Concept-Based Abductive and Contrastive Explanations for Behaviors of Vision Models
Researchers propose concept-based abductive and contrastive explanations that identify minimal sets of high-level concepts causally relevant to vision model predictions. The approach combines human-interpretable concept-based explanations with formal causal reasoning, enabling better understanding of both individual predictions and common model behaviors across image collections.
This research addresses a fundamental challenge in AI interpretability: explaining deep neural network decisions in ways that humans can understand and verify. Traditional concept-based explanations lack formal causal grounding, while formal abductive methods operate only on low-level pixel features. The proposed framework bridges this gap by establishing causal relationships between abstract, human-understandable concepts and model outputs through concept erasure procedures.
The work emerges from growing demands for transparency in AI systems, particularly as vision models are deployed in high-stakes applications like medical imaging, autonomous systems, and content moderation. Current explanation methods either sacrifice precision for interpretability or vice versa, limiting their practical utility. By computing minimal explanations—only the essential concepts needed to explain outcomes—the approach provides more efficient and trustworthy interpretations than existing alternatives.

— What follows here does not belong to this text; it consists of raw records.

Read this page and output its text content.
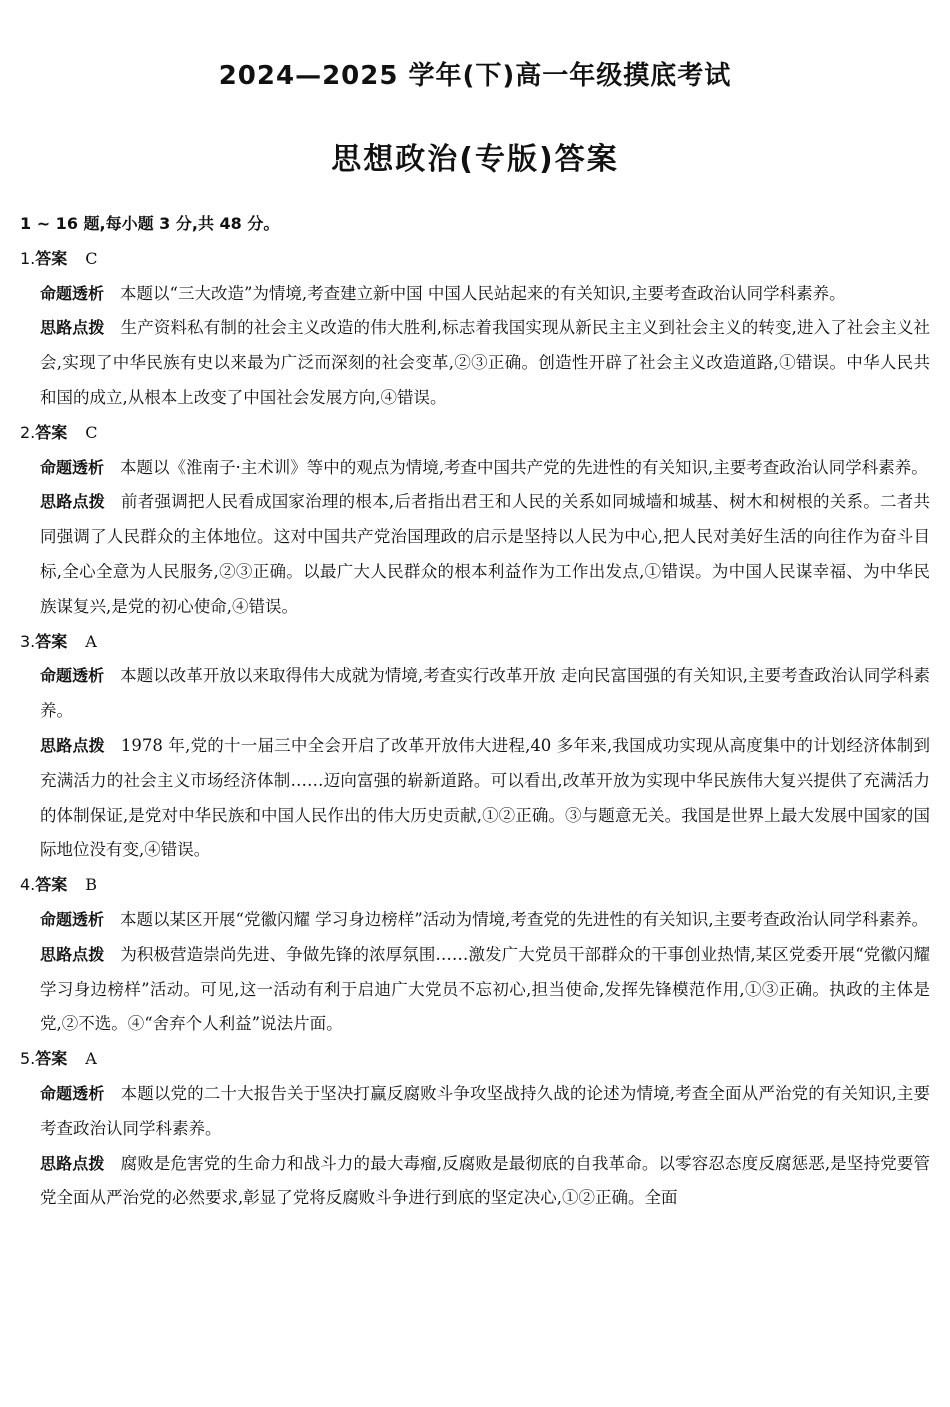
2024—2025 学年(下)高一年级摸底考试
思想政治(专版)答案

1 ~ 16 题,每小题 3 分,共 48 分。

1.答案 C

命题透析 本题以“三大改造”为情境,考查建立新中国 中国人民站起来的有关知识,主要考查政治认同学科素养。

思路点拨 生产资料私有制的社会主义改造的伟大胜利,标志着我国实现从新民主主义到社会主义的转变,进入了社会主义社会,实现了中华民族有史以来最为广泛而深刻的社会变革,②③正确。创造性开辟了社会主义改造道路,①错误。中华人民共和国的成立,从根本上改变了中国社会发展方向,④错误。

2.答案 C

命题透析 本题以《淮南子·主术训》等中的观点为情境,考查中国共产党的先进性的有关知识,主要考查政治认同学科素养。

思路点拨 前者强调把人民看成国家治理的根本,后者指出君王和人民的关系如同城墙和城基、树木和树根的关系。二者共同强调了人民群众的主体地位。这对中国共产党治国理政的启示是坚持以人民为中心,把人民对美好生活的向往作为奋斗目标,全心全意为人民服务,②③正确。以最广大人民群众的根本利益作为工作出发点,①错误。为中国人民谋幸福、为中华民族谋复兴,是党的初心使命,④错误。

3.答案 A

命题透析 本题以改革开放以来取得伟大成就为情境,考查实行改革开放 走向民富国强的有关知识,主要考查政治认同学科素养。

思路点拨 1978 年,党的十一届三中全会开启了改革开放伟大进程,40 多年来,我国成功实现从高度集中的计划经济体制到充满活力的社会主义市场经济体制……迈向富强的崭新道路。可以看出,改革开放为实现中华民族伟大复兴提供了充满活力的体制保证,是党对中华民族和中国人民作出的伟大历史贡献,①②正确。③与题意无关。我国是世界上最大发展中国家的国际地位没有变,④错误。

4.答案 B

命题透析 本题以某区开展“党徽闪耀 学习身边榜样”活动为情境,考查党的先进性的有关知识,主要考查政治认同学科素养。

思路点拨 为积极营造崇尚先进、争做先锋的浓厚氛围……激发广大党员干部群众的干事创业热情,某区党委开展“党徽闪耀 学习身边榜样”活动。可见,这一活动有利于启迪广大党员不忘初心,担当使命,发挥先锋模范作用,①③正确。执政的主体是党,②不选。④“舍弃个人利益”说法片面。

5.答案 A

命题透析 本题以党的二十大报告关于坚决打赢反腐败斗争攻坚战持久战的论述为情境,考查全面从严治党的有关知识,主要考查政治认同学科素养。

思路点拨 腐败是危害党的生命力和战斗力的最大毒瘤,反腐败是最彻底的自我革命。以零容忍态度反腐惩恶,是坚持党要管党全面从严治党的必然要求,彰显了党将反腐败斗争进行到底的坚定决心,①②正确。全面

For practitioners developing vision systems, these methods offer significant value in debugging model behavior, identifying spurious correlations, and understanding failure modes. The ability to explain common behaviors across image collections helps teams detect systematic biases or unexpected decision patterns at scale. This capability strengthens the argument for interpretable AI in regulated industries and increases user trust in automated systems.
The research demonstrates that formal rigor and human interpretability are not mutually exclusive. Future work may extend these concepts to other modalities and explore integration with active learning frameworks, where explanations guide data collection strategies. As regulatory pressure for AI transparency intensifies, concept-based causal explanations could become standard practice in model development and validation workflows.
- →Combines concept-based explanations with formal causal reasoning to identify minimal sets of concepts relevant to model predictions.
- →Uses concept erasure procedures to establish causal relationships between high-level concepts and vision model outputs.
- →Aggregates explanations across image collections to understand common model behaviors and detect systematic patterns.
- →Addresses the interpretability-precision tradeoff by providing both human-understandable and formally rigorous explanations.
- →Enables practical debugging and bias detection at scale for vision systems deployed in sensitive applications.